I am enclosing you a clipping, from the Lexington paper, which I know you will not take much notice to now, but I
hope some day it will mean more than a passing thought to you. I am not sending you the article to show you I am vice president [of the bank] but to show you that the business world has confidence in me, which might in some way help my cause with you in making you believe I am sincere.

Hoping I will have the pleasure of seeing you Saturday, I am
Your fond friend,

Directed to Newport News, Va.
August 31, 1909
My Dear Miss Lewis:

Your last letter was quite a shock, to my loving propensities. I must say, but of course, you are the judge it is your ruling it must be done. If my love making is unpleasant to you I  will cut it out if it kills me but my heart will continue to love you, even tho my lips be sealed, and the only way you will ever know of this feeling in my heart for you  will be to see it in my eyes and I believe if I am fortunate enough  to be in your presence again you can plainly see the truth shining from my orbs.

I know you did not expect me to write to you again, but I have and I am going to close it by asking you to write to me.  I remain,
Sincerely yours,
W.C. McCormick

Directed to Deerfield, Va.
Feb. 7, 191 0

My dear Miss Lewis:

Must I say that I was surprised or that I am happy or both. If  what you wrote me proves true it will be the most fortunate affair of my life, and if it proves fickle it will prove the most unfortunate affair of my life. Did you think of this before you wrote? ...

When I came to my office one morning last week one of my employees asked me if I were sick and I told him no and asked him why and he said from my color and expression. I have suffered since that last night in Staunton but have tried to keep it from showing. Do you think common friendship would have taken me to Richmond to come back with you? You were the dear doctor I went to see and I must say you gave me some very bitter medicine.  My dear girl, I have only asked you for your love, have not even asked you to become engaged, but I do think the climax of real love is marriage so don't say you won't marry me because you don't know what you might do should your love for me become what mine is for you. ... It is nature that men and women love and marry and I don't think you are unnatural. I am not trying to persuade you now to marry me... , but do try to make my interests affect you also, and don't tell me anymore that you would not live in Raphine because if you love it is the man, not the place. ...

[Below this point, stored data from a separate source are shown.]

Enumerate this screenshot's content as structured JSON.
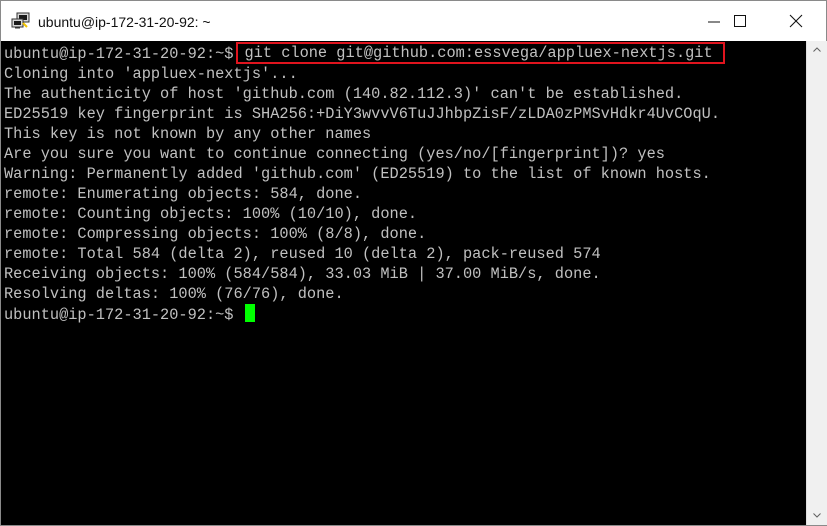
{
  "window": {
    "title": "ubuntu@ip-172-31-20-92: ~"
  },
  "icons": {
    "app": "putty-icon",
    "minimize": "minimize-icon",
    "maximize": "maximize-icon",
    "close": "close-icon"
  },
  "colors": {
    "terminal_bg": "#000000",
    "terminal_text": "#c0c0c0",
    "cursor": "#00ff00",
    "highlight_border": "#e0141e"
  },
  "terminal": {
    "prompt": "ubuntu@ip-172-31-20-92:~$",
    "command": "git clone git@github.com:essvega/appluex-nextjs.git",
    "output": [
      "Cloning into 'appluex-nextjs'...",
      "The authenticity of host 'github.com (140.82.112.3)' can't be established.",
      "ED25519 key fingerprint is SHA256:+DiY3wvvV6TuJJhbpZisF/zLDA0zPMSvHdkr4UvCOqU.",
      "This key is not known by any other names",
      "Are you sure you want to continue connecting (yes/no/[fingerprint])? yes",
      "Warning: Permanently added 'github.com' (ED25519) to the list of known hosts.",
      "remote: Enumerating objects: 584, done.",
      "remote: Counting objects: 100% (10/10), done.",
      "remote: Compressing objects: 100% (8/8), done.",
      "remote: Total 584 (delta 2), reused 10 (delta 2), pack-reused 574",
      "Receiving objects: 100% (584/584), 33.03 MiB | 37.00 MiB/s, done.",
      "Resolving deltas: 100% (76/76), done."
    ],
    "final_prompt": "ubuntu@ip-172-31-20-92:~$"
  }
}
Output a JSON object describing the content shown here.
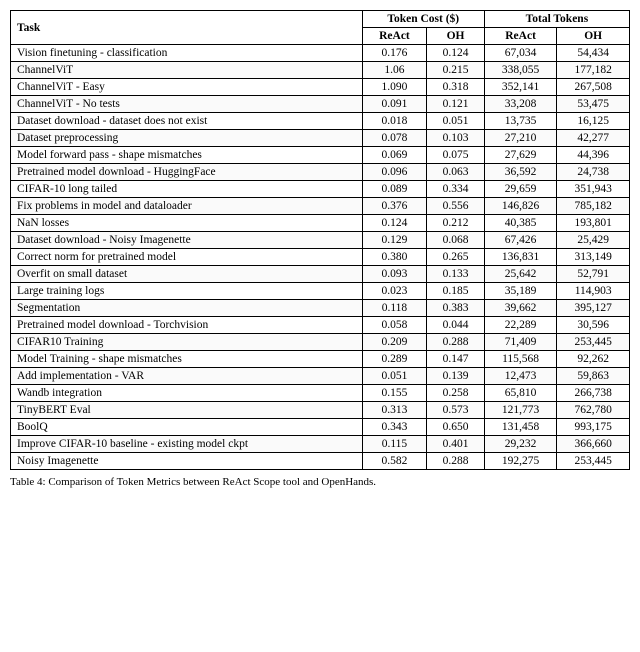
{
  "table": {
    "caption": "Table 4: Comparison of Token Metrics between ReAct Scope tool and OpenHands.",
    "headers": {
      "col1": "Task",
      "group1": "Token Cost ($)",
      "group2": "Total Tokens",
      "sub1": "ReAct",
      "sub2": "OH",
      "sub3": "ReAct",
      "sub4": "OH"
    },
    "rows": [
      {
        "task": "Vision finetuning - classification",
        "react_cost": "0.176",
        "oh_cost": "0.124",
        "react_tok": "67,034",
        "oh_tok": "54,434"
      },
      {
        "task": "ChannelViT",
        "react_cost": "1.06",
        "oh_cost": "0.215",
        "react_tok": "338,055",
        "oh_tok": "177,182"
      },
      {
        "task": "ChannelViT - Easy",
        "react_cost": "1.090",
        "oh_cost": "0.318",
        "react_tok": "352,141",
        "oh_tok": "267,508"
      },
      {
        "task": "ChannelViT - No tests",
        "react_cost": "0.091",
        "oh_cost": "0.121",
        "react_tok": "33,208",
        "oh_tok": "53,475"
      },
      {
        "task": "Dataset download - dataset does not exist",
        "react_cost": "0.018",
        "oh_cost": "0.051",
        "react_tok": "13,735",
        "oh_tok": "16,125"
      },
      {
        "task": "Dataset preprocessing",
        "react_cost": "0.078",
        "oh_cost": "0.103",
        "react_tok": "27,210",
        "oh_tok": "42,277"
      },
      {
        "task": "Model forward pass - shape mismatches",
        "react_cost": "0.069",
        "oh_cost": "0.075",
        "react_tok": "27,629",
        "oh_tok": "44,396"
      },
      {
        "task": "Pretrained model download - HuggingFace",
        "react_cost": "0.096",
        "oh_cost": "0.063",
        "react_tok": "36,592",
        "oh_tok": "24,738"
      },
      {
        "task": "CIFAR-10 long tailed",
        "react_cost": "0.089",
        "oh_cost": "0.334",
        "react_tok": "29,659",
        "oh_tok": "351,943"
      },
      {
        "task": "Fix problems in model and dataloader",
        "react_cost": "0.376",
        "oh_cost": "0.556",
        "react_tok": "146,826",
        "oh_tok": "785,182"
      },
      {
        "task": "NaN losses",
        "react_cost": "0.124",
        "oh_cost": "0.212",
        "react_tok": "40,385",
        "oh_tok": "193,801"
      },
      {
        "task": "Dataset download - Noisy Imagenette",
        "react_cost": "0.129",
        "oh_cost": "0.068",
        "react_tok": "67,426",
        "oh_tok": "25,429"
      },
      {
        "task": "Correct norm for pretrained model",
        "react_cost": "0.380",
        "oh_cost": "0.265",
        "react_tok": "136,831",
        "oh_tok": "313,149"
      },
      {
        "task": "Overfit on small dataset",
        "react_cost": "0.093",
        "oh_cost": "0.133",
        "react_tok": "25,642",
        "oh_tok": "52,791"
      },
      {
        "task": "Large training logs",
        "react_cost": "0.023",
        "oh_cost": "0.185",
        "react_tok": "35,189",
        "oh_tok": "114,903"
      },
      {
        "task": "Segmentation",
        "react_cost": "0.118",
        "oh_cost": "0.383",
        "react_tok": "39,662",
        "oh_tok": "395,127"
      },
      {
        "task": "Pretrained model download - Torchvision",
        "react_cost": "0.058",
        "oh_cost": "0.044",
        "react_tok": "22,289",
        "oh_tok": "30,596"
      },
      {
        "task": "CIFAR10 Training",
        "react_cost": "0.209",
        "oh_cost": "0.288",
        "react_tok": "71,409",
        "oh_tok": "253,445"
      },
      {
        "task": "Model Training - shape mismatches",
        "react_cost": "0.289",
        "oh_cost": "0.147",
        "react_tok": "115,568",
        "oh_tok": "92,262"
      },
      {
        "task": "Add implementation - VAR",
        "react_cost": "0.051",
        "oh_cost": "0.139",
        "react_tok": "12,473",
        "oh_tok": "59,863"
      },
      {
        "task": "Wandb integration",
        "react_cost": "0.155",
        "oh_cost": "0.258",
        "react_tok": "65,810",
        "oh_tok": "266,738"
      },
      {
        "task": "TinyBERT Eval",
        "react_cost": "0.313",
        "oh_cost": "0.573",
        "react_tok": "121,773",
        "oh_tok": "762,780"
      },
      {
        "task": "BoolQ",
        "react_cost": "0.343",
        "oh_cost": "0.650",
        "react_tok": "131,458",
        "oh_tok": "993,175"
      },
      {
        "task": "Improve CIFAR-10 baseline - existing model ckpt",
        "react_cost": "0.115",
        "oh_cost": "0.401",
        "react_tok": "29,232",
        "oh_tok": "366,660"
      },
      {
        "task": "Noisy Imagenette",
        "react_cost": "0.582",
        "oh_cost": "0.288",
        "react_tok": "192,275",
        "oh_tok": "253,445"
      }
    ]
  }
}
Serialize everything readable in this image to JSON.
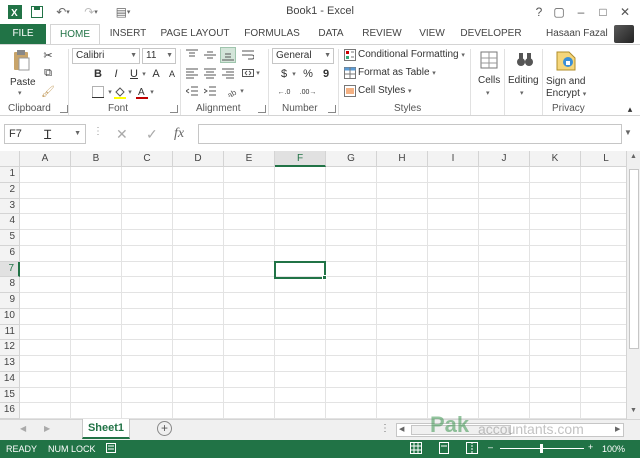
{
  "titlebar": {
    "title": "Book1 - Excel",
    "help": "?",
    "restore": "▢",
    "minimize": "–",
    "maximize": "□",
    "close": "✕"
  },
  "tabs": [
    "FILE",
    "HOME",
    "INSERT",
    "PAGE LAYOUT",
    "FORMULAS",
    "DATA",
    "REVIEW",
    "VIEW",
    "DEVELOPER"
  ],
  "user": "Hasaan Fazal",
  "ribbon": {
    "clipboard": {
      "paste": "Paste",
      "label": "Clipboard"
    },
    "font": {
      "family": "Calibri",
      "size": "11",
      "bold": "B",
      "italic": "I",
      "underline": "U",
      "grow": "A",
      "shrink": "A",
      "label": "Font"
    },
    "alignment": {
      "label": "Alignment"
    },
    "number": {
      "format": "General",
      "currency": "$",
      "percent": "%",
      "comma": "9",
      "label": "Number"
    },
    "styles": {
      "conditional": "Conditional Formatting",
      "table": "Format as Table",
      "cell": "Cell Styles",
      "label": "Styles"
    },
    "cells": {
      "label": "Cells"
    },
    "editing": {
      "label": "Editing"
    },
    "privacy": {
      "sign": "Sign and",
      "encrypt": "Encrypt",
      "label": "Privacy"
    }
  },
  "formula_bar": {
    "name_box": "F7",
    "fx": "fx",
    "cancel": "✕",
    "enter": "✓",
    "value": ""
  },
  "grid": {
    "columns": [
      "A",
      "B",
      "C",
      "D",
      "E",
      "F",
      "G",
      "H",
      "I",
      "J",
      "K",
      "L"
    ],
    "rows": [
      "1",
      "2",
      "3",
      "4",
      "5",
      "6",
      "7",
      "8",
      "9",
      "10",
      "11",
      "12",
      "13",
      "14",
      "15",
      "16"
    ],
    "active_column": "F",
    "active_row": "7"
  },
  "sheet_tabs": {
    "active": "Sheet1",
    "add": "+",
    "more": "⋮"
  },
  "status_bar": {
    "ready": "READY",
    "numlock": "NUM LOCK",
    "zoom": "100%",
    "zoom_out": "–",
    "zoom_in": "+"
  },
  "watermark": {
    "brand": "Pak",
    "suffix": "accountants.com"
  },
  "colors": {
    "accent": "#217346"
  }
}
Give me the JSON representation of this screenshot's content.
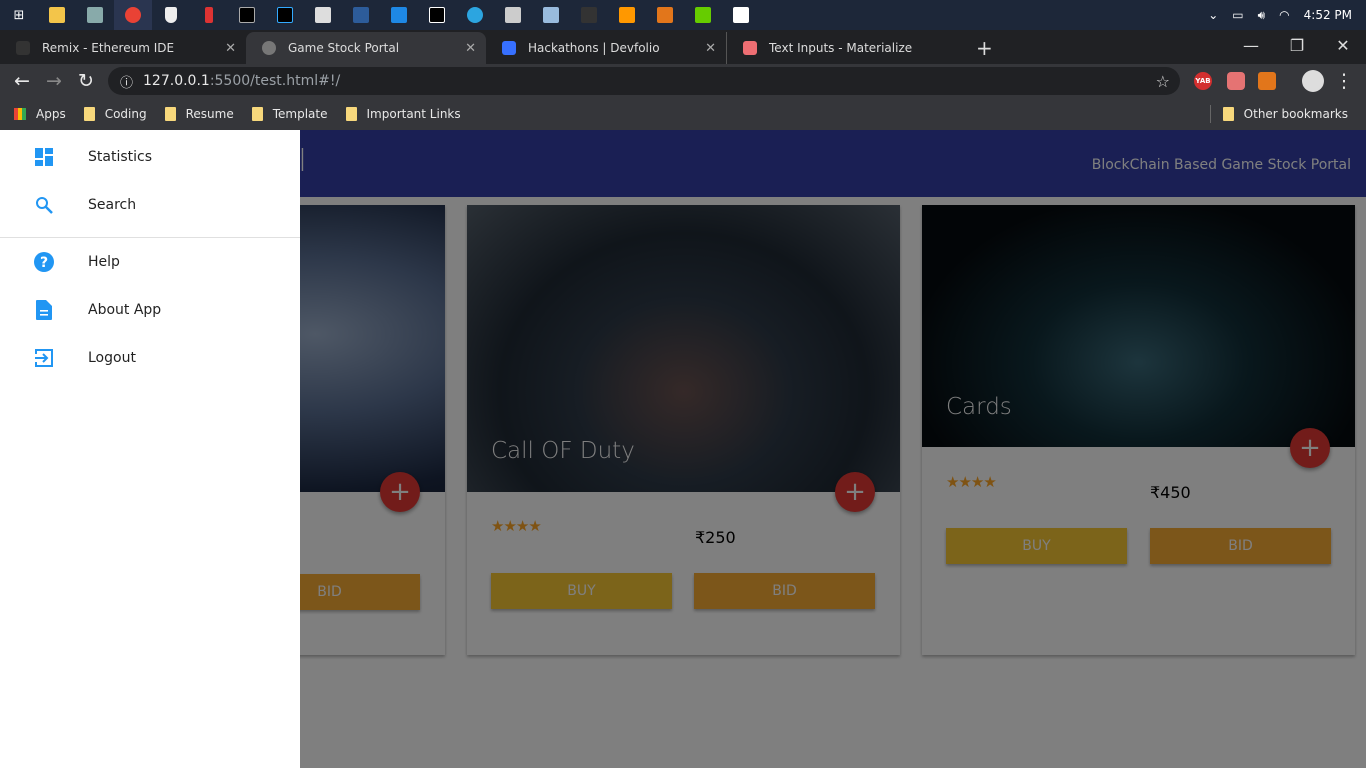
{
  "taskbar": {
    "icons": [
      "windows-start",
      "file-explorer",
      "task-manager",
      "chrome",
      "windows-defender",
      "audio",
      "cmd",
      "intellij",
      "python",
      "mysql-workbench",
      "vscode",
      "webstorm",
      "telegram",
      "app",
      "notepad",
      "terminal",
      "sublime",
      "metamask",
      "camtasia",
      "photos"
    ],
    "time": "4:52 PM"
  },
  "browser": {
    "tabs": [
      {
        "title": "Remix - Ethereum IDE"
      },
      {
        "title": "Game Stock Portal",
        "active": true
      },
      {
        "title": "Hackathons | Devfolio"
      },
      {
        "title": "Text Inputs - Materialize"
      }
    ],
    "url_host": "127.0.0.1",
    "url_path": ":5500/test.html#!/",
    "extensions": {
      "yab": "YAB"
    },
    "bookmarks": [
      "Apps",
      "Coding",
      "Resume",
      "Template",
      "Important Links"
    ],
    "other_bookmarks": "Other bookmarks"
  },
  "header": {
    "brand": "al",
    "right_text": "BlockChain Based Game Stock Portal",
    "color": "#343fa8"
  },
  "cards": [
    {
      "title": "",
      "bid": "BID"
    },
    {
      "title": "Call OF Duty",
      "rating": 4,
      "stars": "★★★★",
      "price": "₹250",
      "buy": "BUY",
      "bid": "BID"
    },
    {
      "title": "Cards",
      "rating": 4,
      "stars": "★★★★",
      "price": "₹450",
      "buy": "BUY",
      "bid": "BID"
    }
  ],
  "sidenav": {
    "items": [
      {
        "label": "Statistics",
        "icon": "dashboard-icon"
      },
      {
        "label": "Search",
        "icon": "search-icon"
      },
      {
        "label": "Help",
        "icon": "help-icon"
      },
      {
        "label": "About App",
        "icon": "description-icon"
      },
      {
        "label": "Logout",
        "icon": "logout-icon"
      }
    ],
    "accent": "#2196f3"
  }
}
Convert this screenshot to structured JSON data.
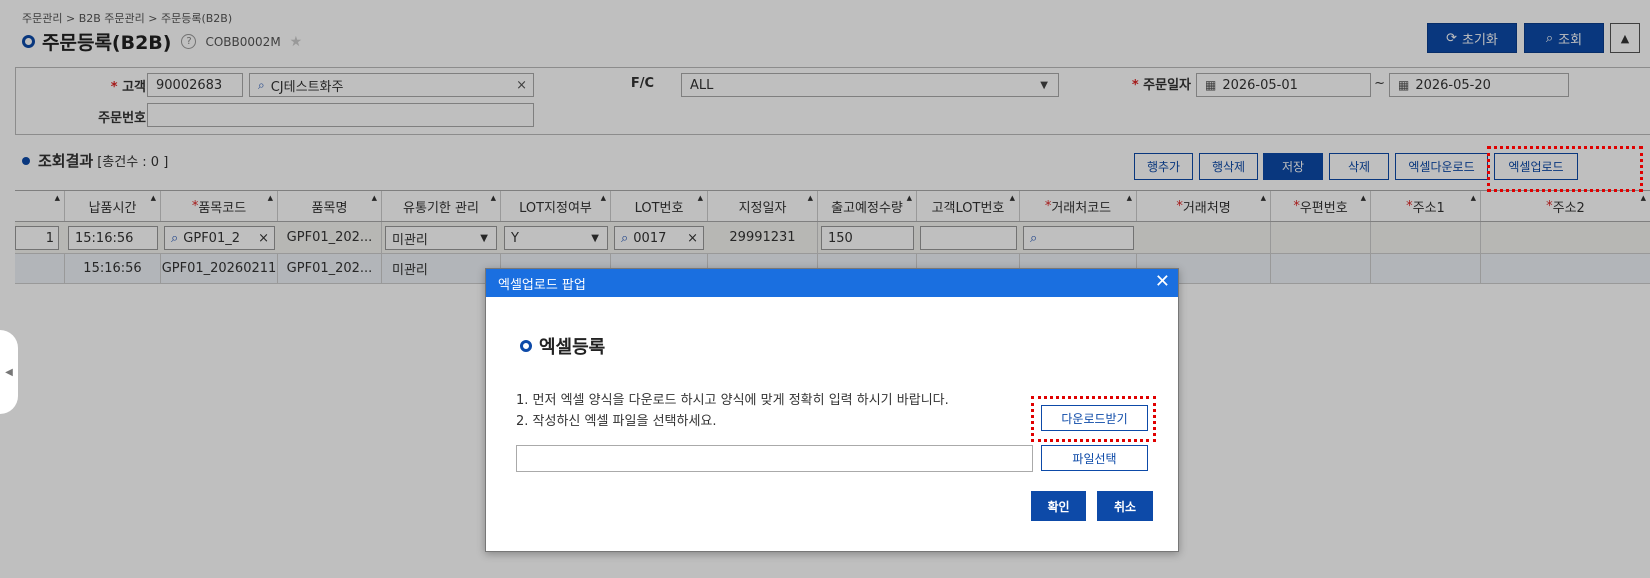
{
  "breadcrumb": "주문관리 > B2B 주문관리 > 주문등록(B2B)",
  "page": {
    "title": "주문등록(B2B)",
    "screen_code": "COBB0002M",
    "help": "?",
    "star": "★"
  },
  "top_buttons": {
    "reset_label": "초기화",
    "reset_icon": "⟳",
    "search_label": "조회",
    "search_icon": "⌕",
    "collapse_icon": "▲"
  },
  "filters": {
    "customer_label": "고객",
    "required_mark": "*",
    "customer_code": "90002683",
    "customer_name": "CJ테스트화주",
    "fc_label": "F/C",
    "fc_value": "ALL",
    "order_date_label": "주문일자",
    "date_from": "2026-05-01",
    "date_to": "2026-05-20",
    "tilde": "~",
    "order_no_label": "주문번호",
    "order_no_value": "",
    "search_icon": "⌕",
    "clear_icon": "×",
    "caret_icon": "▼",
    "calendar_icon": "▦"
  },
  "result": {
    "title": "조회결과",
    "count_text": "[총건수 :   0 ]"
  },
  "actions": [
    "행추가",
    "행삭제",
    "저장",
    "삭제",
    "엑셀다운로드",
    "엑셀업로드"
  ],
  "grid": {
    "columns": [
      "",
      "납품시간",
      "품목코드",
      "품목명",
      "유통기한 관리",
      "LOT지정여부",
      "LOT번호",
      "지정일자",
      "출고예정수량",
      "고객LOT번호",
      "거래처코드",
      "거래처명",
      "우편번호",
      "주소1",
      "주소2"
    ],
    "sort_icon": "▲",
    "edit_row": {
      "c0": "1",
      "delivery_time": "15:16:56",
      "item_code": "GPF01_2",
      "item_name": "GPF01_202...",
      "expiry": "미관리",
      "lot_flag": "Y",
      "lot_no": "0017",
      "date": "29991231",
      "qty": "150"
    },
    "view_row": {
      "delivery_time": "15:16:56",
      "item_code": "GPF01_20260211",
      "item_name": "GPF01_202...",
      "expiry": "미관리"
    }
  },
  "modal": {
    "header": "엑셀업로드 팝업",
    "close_icon": "✕",
    "subtitle": "엑셀등록",
    "instruction_1": "1. 먼저 엑셀 양식을 다운로드 하시고 양식에 맞게 정확히 입력 하시기 바랍니다.",
    "instruction_2": "2. 작성하신 엑셀 파일을 선택하세요.",
    "download_label": "다운로드받기",
    "file_select_label": "파일선택",
    "confirm_label": "확인",
    "cancel_label": "취소"
  },
  "side_handle_icon": "◀",
  "colors": {
    "primary": "#0d4aa8",
    "modal_header": "#1a6fe0",
    "highlight": "#e00000"
  }
}
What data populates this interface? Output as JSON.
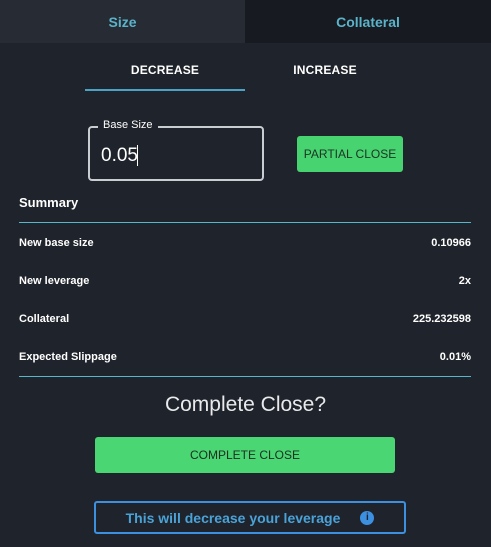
{
  "top_tabs": [
    {
      "label": "Size",
      "active": true
    },
    {
      "label": "Collateral",
      "active": false
    }
  ],
  "sub_tabs": [
    {
      "label": "DECREASE",
      "active": true
    },
    {
      "label": "INCREASE",
      "active": false
    }
  ],
  "base_size": {
    "label": "Base Size",
    "value": "0.05"
  },
  "partial_close_label": "PARTIAL CLOSE",
  "summary": {
    "title": "Summary",
    "rows": [
      {
        "label": "New base size",
        "value": "0.10966"
      },
      {
        "label": "New leverage",
        "value": "2x"
      },
      {
        "label": "Collateral",
        "value": "225.232598"
      },
      {
        "label": "Expected Slippage",
        "value": "0.01%"
      }
    ]
  },
  "complete_close": {
    "title": "Complete Close?",
    "button_label": "COMPLETE CLOSE"
  },
  "info": {
    "text": "This will decrease your leverage",
    "icon": "info-icon"
  },
  "colors": {
    "accent": "#5bb3c9",
    "green": "#47d36f",
    "info_blue": "#3d8fe0",
    "background": "#1f232b"
  }
}
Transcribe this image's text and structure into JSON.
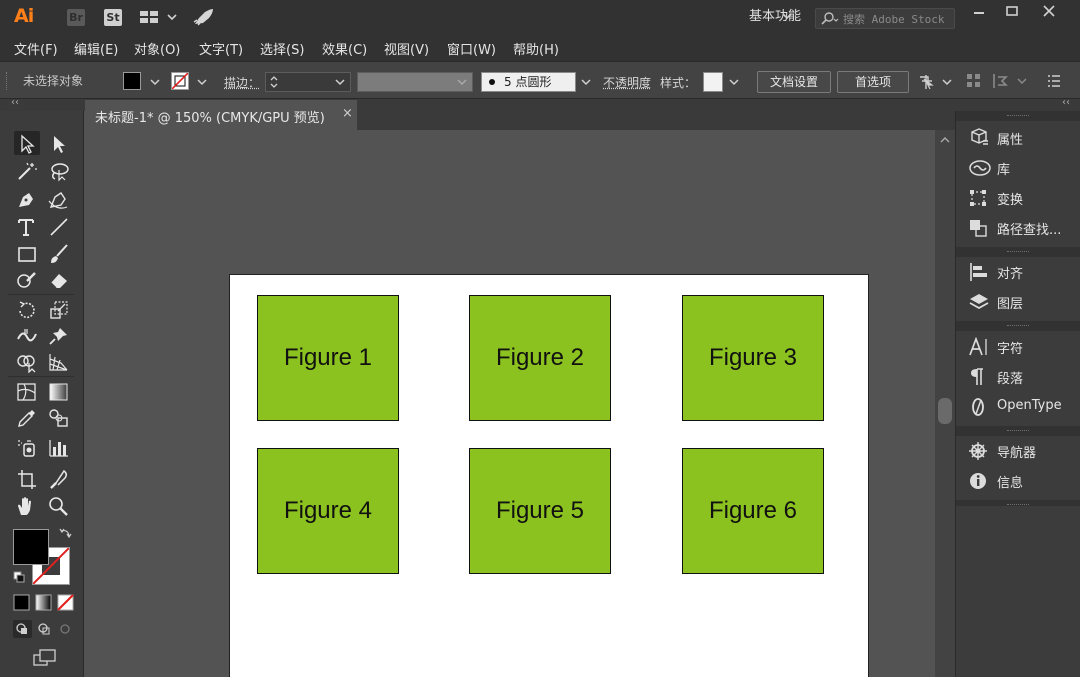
{
  "app": {
    "logo": "Ai",
    "bridge_badge": "Br",
    "stock_badge": "St",
    "workspace_label": "基本功能",
    "search_placeholder": "搜索 Adobe Stock"
  },
  "menu": [
    "文件(F)",
    "编辑(E)",
    "对象(O)",
    "文字(T)",
    "选择(S)",
    "效果(C)",
    "视图(V)",
    "窗口(W)",
    "帮助(H)"
  ],
  "control_bar": {
    "selection_status": "未选择对象",
    "stroke_label": "描边：",
    "brush_label": "5 点圆形",
    "opacity_label": "不透明度",
    "style_label": "样式：",
    "doc_setup_label": "文档设置",
    "preferences_label": "首选项"
  },
  "document": {
    "tab_title": "未标题-1* @ 150% (CMYK/GPU 预览)",
    "close_glyph": "×"
  },
  "artboard": {
    "fill_color": "#8cc21f",
    "figures": [
      "Figure 1",
      "Figure 2",
      "Figure 3",
      "Figure 4",
      "Figure 5",
      "Figure 6"
    ]
  },
  "panels": [
    {
      "label": "属性",
      "icon": "properties-icon"
    },
    {
      "label": "库",
      "icon": "libraries-icon"
    },
    {
      "label": "变换",
      "icon": "transform-icon"
    },
    {
      "label": "路径查找...",
      "icon": "pathfinder-icon"
    },
    {
      "label": "对齐",
      "icon": "align-icon"
    },
    {
      "label": "图层",
      "icon": "layers-icon"
    },
    {
      "label": "字符",
      "icon": "character-icon"
    },
    {
      "label": "段落",
      "icon": "paragraph-icon"
    },
    {
      "label": "OpenType",
      "icon": "opentype-icon"
    },
    {
      "label": "导航器",
      "icon": "navigator-icon"
    },
    {
      "label": "信息",
      "icon": "info-icon"
    }
  ],
  "colors": {
    "accent": "#ff7f18",
    "fill": "#000000",
    "stroke": "#ffffff",
    "artboard": "#ffffff",
    "figure_fill": "#8cc21f"
  }
}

Are you coming to Staunton next Friday? If you are, I would like to come down that afternoon and talk with you from two until four in one of the hotel parlors, which I think would be better than me calling on you in the evening of your stay at a private house, but if you stop at the hotel I can come and spend the night. ...

Sweet dreams to you my dear till I see you, and may I not awake to find that I have only dreamed a dream, I am
Your own,

Directed to Deerfield, Va.
April 13,1910
My dear Miss Lewis:

I wish you were teaching right here in Raphine, but then I would not have to write to you, but would go to see you every night that you would let me come. Writing is nearly as bad as talking over the phone when you are in love with a dear sweet girl and want to be with her all the time. ...
I came home all right Sunday. Got home a little after seven and would have made it sooner but my steering gear got loose and I did not stop to tighten it, but came on at a slower speed.
Mr. Searson and I went to Staunton Monday afternoon to see the game of ball, and left there about seven and it looked as though it would rain any minute, and I tried to make too much speed and broke the front springs and shook the carburetor out of adjustment, and we had to leave the car at Greenville and drive home. They are grading five miles of the road this side of Staunton to macadamize it and it is very rough.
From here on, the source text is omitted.